The New Zealand Motorcaravan Association says Punakaiki should be telling tourists they were welcome, at a time when Kaikoura is "screaming" to get visitors back.
Two weeks ago the Buller District Council received a 105-name petition from Punakaiki residents asking for a freedom camping ban to be imposed north and south of the township after local residents said they were fed-up with cleaning up piles of human faeces left by freedom campers in non-self-contained campers. Only a handful of residents did not join the petition.
Recently the fire brigade had to ask campervans to move away from the Punakaiki River after they were hampering access to water to fight a fire in a nearby motel.
However, the Buller council deferred making a decision until a national policy was drawn up, noting that it could be challenged in court.
The New Zealand Motor Caravan Association has previously filed court action against the Westland and Queenstown councils over their attempts to bring in a freedom camping ban.

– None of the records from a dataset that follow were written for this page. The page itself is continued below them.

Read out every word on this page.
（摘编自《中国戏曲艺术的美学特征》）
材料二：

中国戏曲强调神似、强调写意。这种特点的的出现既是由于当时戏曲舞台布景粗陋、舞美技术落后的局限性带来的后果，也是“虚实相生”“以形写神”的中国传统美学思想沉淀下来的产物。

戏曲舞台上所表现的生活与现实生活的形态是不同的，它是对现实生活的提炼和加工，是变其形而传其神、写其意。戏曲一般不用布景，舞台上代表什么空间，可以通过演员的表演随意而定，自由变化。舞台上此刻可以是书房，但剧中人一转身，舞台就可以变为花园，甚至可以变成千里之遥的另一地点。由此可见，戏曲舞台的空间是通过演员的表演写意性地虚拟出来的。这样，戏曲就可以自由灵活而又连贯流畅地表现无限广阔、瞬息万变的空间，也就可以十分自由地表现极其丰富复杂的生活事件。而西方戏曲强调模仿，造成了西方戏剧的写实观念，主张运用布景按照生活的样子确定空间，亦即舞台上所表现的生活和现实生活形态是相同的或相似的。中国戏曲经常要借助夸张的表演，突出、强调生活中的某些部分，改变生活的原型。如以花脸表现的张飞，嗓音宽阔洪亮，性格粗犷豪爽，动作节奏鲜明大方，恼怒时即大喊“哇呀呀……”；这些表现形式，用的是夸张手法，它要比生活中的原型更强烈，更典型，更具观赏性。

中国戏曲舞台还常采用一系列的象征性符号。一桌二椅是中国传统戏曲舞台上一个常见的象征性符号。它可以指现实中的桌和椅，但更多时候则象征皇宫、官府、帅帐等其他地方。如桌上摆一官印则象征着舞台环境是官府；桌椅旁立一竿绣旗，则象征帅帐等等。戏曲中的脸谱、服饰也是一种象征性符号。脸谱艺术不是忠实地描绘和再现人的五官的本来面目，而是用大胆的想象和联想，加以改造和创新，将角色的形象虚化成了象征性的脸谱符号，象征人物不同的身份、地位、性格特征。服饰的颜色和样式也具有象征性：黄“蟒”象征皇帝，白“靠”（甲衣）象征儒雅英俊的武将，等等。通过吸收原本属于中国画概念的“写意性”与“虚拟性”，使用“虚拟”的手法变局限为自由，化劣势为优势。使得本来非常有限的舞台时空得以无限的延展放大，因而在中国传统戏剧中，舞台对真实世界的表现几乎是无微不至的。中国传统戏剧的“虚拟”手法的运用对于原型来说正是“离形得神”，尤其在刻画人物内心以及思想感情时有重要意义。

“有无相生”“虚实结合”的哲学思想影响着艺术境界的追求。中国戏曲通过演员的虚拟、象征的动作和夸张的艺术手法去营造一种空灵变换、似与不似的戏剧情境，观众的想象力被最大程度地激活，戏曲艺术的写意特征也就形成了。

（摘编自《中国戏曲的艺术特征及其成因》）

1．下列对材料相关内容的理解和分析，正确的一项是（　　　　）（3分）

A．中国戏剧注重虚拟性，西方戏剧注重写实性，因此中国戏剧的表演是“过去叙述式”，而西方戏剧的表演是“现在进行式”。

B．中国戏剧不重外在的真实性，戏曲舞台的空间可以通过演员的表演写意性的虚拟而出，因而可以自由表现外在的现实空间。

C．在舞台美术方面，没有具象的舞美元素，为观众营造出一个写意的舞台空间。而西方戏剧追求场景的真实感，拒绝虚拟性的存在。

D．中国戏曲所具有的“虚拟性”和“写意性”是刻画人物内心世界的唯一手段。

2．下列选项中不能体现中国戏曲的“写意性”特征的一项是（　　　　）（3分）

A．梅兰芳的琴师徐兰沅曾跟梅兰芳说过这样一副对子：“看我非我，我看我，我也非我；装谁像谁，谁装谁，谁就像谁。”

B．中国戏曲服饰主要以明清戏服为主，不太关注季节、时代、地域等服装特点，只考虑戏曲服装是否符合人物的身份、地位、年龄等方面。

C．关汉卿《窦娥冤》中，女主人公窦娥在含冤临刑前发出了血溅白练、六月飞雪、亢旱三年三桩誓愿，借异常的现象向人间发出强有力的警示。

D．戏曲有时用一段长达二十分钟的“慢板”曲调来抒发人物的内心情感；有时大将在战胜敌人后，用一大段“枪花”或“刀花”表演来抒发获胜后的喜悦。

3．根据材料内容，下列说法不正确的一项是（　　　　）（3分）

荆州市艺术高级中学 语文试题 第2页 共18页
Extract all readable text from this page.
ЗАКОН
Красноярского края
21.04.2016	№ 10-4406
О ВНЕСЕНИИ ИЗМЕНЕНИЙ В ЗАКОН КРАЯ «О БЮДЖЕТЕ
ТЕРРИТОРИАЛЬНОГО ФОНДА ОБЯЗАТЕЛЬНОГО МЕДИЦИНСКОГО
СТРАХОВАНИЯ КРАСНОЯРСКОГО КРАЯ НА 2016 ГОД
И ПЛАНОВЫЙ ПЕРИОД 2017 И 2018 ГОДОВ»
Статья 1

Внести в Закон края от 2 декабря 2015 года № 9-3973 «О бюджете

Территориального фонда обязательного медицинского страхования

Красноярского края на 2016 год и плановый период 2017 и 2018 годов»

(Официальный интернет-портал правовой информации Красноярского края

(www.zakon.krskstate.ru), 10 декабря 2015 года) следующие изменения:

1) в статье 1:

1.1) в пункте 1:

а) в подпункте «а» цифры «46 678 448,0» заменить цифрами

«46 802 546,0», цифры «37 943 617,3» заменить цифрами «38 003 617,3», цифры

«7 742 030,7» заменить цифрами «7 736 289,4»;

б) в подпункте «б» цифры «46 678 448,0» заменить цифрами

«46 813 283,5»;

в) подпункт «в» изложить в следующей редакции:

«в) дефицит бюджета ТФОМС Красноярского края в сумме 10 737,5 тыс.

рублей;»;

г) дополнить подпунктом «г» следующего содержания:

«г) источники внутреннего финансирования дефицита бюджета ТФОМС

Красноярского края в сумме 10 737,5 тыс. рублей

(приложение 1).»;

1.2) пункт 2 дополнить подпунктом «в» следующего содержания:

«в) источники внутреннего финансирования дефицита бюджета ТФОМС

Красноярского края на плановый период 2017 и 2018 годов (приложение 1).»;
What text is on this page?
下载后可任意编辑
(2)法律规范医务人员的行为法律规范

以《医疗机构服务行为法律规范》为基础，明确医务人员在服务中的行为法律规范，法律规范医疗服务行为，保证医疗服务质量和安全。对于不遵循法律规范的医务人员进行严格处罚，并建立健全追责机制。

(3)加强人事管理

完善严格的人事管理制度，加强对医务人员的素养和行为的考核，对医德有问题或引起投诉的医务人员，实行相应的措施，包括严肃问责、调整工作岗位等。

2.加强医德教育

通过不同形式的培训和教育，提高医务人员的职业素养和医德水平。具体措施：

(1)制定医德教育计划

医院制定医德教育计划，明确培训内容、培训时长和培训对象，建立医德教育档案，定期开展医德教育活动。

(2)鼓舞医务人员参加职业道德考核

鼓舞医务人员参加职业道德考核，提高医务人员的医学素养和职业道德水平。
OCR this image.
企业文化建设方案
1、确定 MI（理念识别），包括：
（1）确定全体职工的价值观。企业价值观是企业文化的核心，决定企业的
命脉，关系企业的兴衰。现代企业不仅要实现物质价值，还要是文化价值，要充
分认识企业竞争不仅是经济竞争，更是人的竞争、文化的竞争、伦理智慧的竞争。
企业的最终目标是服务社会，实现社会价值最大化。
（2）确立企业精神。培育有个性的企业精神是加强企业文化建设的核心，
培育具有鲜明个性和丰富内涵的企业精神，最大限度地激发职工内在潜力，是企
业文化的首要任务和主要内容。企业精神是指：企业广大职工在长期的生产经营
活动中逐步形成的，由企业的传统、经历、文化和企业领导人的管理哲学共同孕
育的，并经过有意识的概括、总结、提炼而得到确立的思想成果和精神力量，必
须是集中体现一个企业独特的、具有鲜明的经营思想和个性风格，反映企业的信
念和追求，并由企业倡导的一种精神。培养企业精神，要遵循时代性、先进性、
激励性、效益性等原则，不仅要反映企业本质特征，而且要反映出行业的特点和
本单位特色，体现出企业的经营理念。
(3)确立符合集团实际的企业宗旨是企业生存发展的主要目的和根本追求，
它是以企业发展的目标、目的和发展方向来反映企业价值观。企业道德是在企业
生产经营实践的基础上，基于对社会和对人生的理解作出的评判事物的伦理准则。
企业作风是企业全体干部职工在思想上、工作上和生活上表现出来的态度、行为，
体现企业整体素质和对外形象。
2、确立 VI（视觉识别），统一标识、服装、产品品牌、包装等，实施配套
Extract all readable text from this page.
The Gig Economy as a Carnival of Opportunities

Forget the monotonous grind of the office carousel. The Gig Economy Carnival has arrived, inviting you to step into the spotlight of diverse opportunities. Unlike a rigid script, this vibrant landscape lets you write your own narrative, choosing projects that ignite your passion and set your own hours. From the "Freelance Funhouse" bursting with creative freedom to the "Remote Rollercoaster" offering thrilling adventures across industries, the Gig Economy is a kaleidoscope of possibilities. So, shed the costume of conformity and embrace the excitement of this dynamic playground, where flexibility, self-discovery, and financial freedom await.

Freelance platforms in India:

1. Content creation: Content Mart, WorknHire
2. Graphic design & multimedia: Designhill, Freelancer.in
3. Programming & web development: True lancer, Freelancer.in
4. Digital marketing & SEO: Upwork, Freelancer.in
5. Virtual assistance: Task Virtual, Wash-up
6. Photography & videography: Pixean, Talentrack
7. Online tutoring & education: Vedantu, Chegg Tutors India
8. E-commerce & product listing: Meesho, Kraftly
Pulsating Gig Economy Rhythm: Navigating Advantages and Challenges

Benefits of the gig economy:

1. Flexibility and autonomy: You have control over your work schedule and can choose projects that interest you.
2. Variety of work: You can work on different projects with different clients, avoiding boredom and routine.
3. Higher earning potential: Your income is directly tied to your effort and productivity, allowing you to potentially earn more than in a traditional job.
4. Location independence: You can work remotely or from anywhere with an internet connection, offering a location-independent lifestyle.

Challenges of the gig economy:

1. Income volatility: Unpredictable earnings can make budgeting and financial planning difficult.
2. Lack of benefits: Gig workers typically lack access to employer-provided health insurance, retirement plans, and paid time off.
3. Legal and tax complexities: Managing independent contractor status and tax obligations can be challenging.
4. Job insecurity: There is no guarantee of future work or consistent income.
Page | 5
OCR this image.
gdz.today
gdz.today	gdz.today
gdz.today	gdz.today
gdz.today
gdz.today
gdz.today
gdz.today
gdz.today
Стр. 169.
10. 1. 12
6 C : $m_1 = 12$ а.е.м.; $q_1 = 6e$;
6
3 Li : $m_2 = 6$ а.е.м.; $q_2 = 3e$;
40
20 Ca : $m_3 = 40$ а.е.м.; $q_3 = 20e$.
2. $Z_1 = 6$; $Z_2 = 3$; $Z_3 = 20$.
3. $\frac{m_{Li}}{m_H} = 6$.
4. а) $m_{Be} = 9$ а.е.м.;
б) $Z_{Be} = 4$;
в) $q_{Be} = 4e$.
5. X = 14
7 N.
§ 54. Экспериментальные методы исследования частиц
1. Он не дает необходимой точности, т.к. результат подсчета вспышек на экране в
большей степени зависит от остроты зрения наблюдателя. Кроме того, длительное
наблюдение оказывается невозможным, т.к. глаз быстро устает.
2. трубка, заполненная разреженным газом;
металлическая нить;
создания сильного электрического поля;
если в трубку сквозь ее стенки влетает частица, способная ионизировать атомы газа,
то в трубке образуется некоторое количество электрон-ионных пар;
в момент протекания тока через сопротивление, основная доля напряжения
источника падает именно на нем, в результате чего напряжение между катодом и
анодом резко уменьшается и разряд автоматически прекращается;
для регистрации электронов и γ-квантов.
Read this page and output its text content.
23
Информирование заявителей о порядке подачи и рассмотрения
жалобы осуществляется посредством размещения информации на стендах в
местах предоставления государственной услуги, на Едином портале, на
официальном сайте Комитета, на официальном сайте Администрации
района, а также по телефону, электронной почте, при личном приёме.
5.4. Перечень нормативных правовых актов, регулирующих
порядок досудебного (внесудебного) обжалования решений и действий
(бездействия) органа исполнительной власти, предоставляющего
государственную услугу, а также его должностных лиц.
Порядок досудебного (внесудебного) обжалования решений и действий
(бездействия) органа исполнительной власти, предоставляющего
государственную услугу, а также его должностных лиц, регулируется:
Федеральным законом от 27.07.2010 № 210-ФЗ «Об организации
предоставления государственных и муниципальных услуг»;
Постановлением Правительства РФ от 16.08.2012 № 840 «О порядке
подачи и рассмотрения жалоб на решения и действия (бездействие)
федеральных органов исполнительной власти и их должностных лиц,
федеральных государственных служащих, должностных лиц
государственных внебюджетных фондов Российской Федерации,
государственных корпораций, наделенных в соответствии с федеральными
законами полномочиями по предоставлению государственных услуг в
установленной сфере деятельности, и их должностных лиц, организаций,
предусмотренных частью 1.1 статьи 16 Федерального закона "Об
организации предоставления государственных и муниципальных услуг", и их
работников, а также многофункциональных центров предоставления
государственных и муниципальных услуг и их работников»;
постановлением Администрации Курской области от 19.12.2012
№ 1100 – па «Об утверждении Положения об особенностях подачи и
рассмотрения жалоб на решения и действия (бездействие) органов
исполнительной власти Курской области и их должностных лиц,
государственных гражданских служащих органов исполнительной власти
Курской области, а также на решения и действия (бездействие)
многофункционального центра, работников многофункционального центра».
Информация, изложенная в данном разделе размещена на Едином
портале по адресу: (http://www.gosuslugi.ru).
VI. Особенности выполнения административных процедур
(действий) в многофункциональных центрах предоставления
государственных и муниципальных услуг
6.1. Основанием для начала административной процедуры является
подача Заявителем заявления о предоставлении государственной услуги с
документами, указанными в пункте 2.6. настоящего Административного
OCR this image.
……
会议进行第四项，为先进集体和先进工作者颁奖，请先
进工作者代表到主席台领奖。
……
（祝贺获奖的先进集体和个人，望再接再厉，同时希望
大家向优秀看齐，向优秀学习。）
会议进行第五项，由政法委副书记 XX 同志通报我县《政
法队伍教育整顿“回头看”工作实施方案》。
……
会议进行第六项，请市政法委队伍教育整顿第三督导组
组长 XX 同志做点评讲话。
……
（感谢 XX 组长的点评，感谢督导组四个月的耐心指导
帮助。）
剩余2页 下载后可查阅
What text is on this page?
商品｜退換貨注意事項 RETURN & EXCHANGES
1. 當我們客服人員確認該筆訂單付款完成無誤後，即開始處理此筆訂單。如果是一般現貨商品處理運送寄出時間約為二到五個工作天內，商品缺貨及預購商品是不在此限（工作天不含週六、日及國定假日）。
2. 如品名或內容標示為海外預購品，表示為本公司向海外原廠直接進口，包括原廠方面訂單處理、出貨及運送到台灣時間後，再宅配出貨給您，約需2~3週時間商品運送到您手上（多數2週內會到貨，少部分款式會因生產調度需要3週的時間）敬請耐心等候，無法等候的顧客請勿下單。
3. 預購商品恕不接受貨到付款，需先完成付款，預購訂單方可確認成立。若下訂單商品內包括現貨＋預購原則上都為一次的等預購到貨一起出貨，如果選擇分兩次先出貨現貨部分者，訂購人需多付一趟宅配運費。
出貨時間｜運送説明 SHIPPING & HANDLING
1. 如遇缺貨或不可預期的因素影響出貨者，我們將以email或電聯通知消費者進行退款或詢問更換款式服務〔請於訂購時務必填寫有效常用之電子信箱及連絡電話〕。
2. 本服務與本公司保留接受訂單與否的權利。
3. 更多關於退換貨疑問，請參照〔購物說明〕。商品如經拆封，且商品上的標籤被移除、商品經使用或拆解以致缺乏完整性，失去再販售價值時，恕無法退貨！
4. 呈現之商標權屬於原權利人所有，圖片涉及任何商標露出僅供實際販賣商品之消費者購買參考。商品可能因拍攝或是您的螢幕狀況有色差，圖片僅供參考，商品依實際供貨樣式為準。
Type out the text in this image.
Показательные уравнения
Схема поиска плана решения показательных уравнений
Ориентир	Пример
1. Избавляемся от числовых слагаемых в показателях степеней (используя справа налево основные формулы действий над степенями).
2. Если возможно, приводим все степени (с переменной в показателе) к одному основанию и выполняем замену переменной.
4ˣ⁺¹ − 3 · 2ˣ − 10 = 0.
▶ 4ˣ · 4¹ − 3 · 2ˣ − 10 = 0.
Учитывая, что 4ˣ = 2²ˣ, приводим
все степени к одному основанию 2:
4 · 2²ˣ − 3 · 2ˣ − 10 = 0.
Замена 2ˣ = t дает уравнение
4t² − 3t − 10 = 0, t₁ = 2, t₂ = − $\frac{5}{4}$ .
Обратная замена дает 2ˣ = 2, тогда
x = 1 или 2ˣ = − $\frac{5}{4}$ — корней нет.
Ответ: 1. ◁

Chief executive Bruce Lochore said in a statement today the publicity a proposed Punakaiki ban attracted was "not a good message to be sending to tourists".
"The council understands that legally they can't impose a complete freedom camping ban just because a group of residents call for it," Mr Lochore said.
"They actually have to conduct an assessment to ascertain if there is a problem and quantify its extent. Then they need to consult with the affected parties if there are proposed changes - that's just a fact of law."
The motor caravan association would be supportive of any "credible process", rather than an "over-reaction to a complaint that's clearly been driven by vested interests", Mr Lochore said.
At a time when employment in coal and forestry had been adversely affected, tourism was more vital than ever, he said.
The West Coast and Waikato enjoyed the largest percentage increase in international tourism spending over the past three years.
Residents needed to understand that responsible visitors - such as those travelling in certified self-contained motorhomes - should be welcomed and "not have the door slammed in their face".
"That's an inappropriate and irresponsible message to send out; especially at a time when you only have to look at the other side of the South Island where a community has been devastated because tourists are no longer there," Mr Lochore said.
"There's a community screaming to get the tourists back; and here's Punakaiki telling them they are not welcome.
"Prime Minister John Key said just this week that Kaikoura is '100 per cent a tourist town' and I suggest that Punakaiki is exactly the same. It's high time tourists were appreciated in the area instead of being branded as criminals."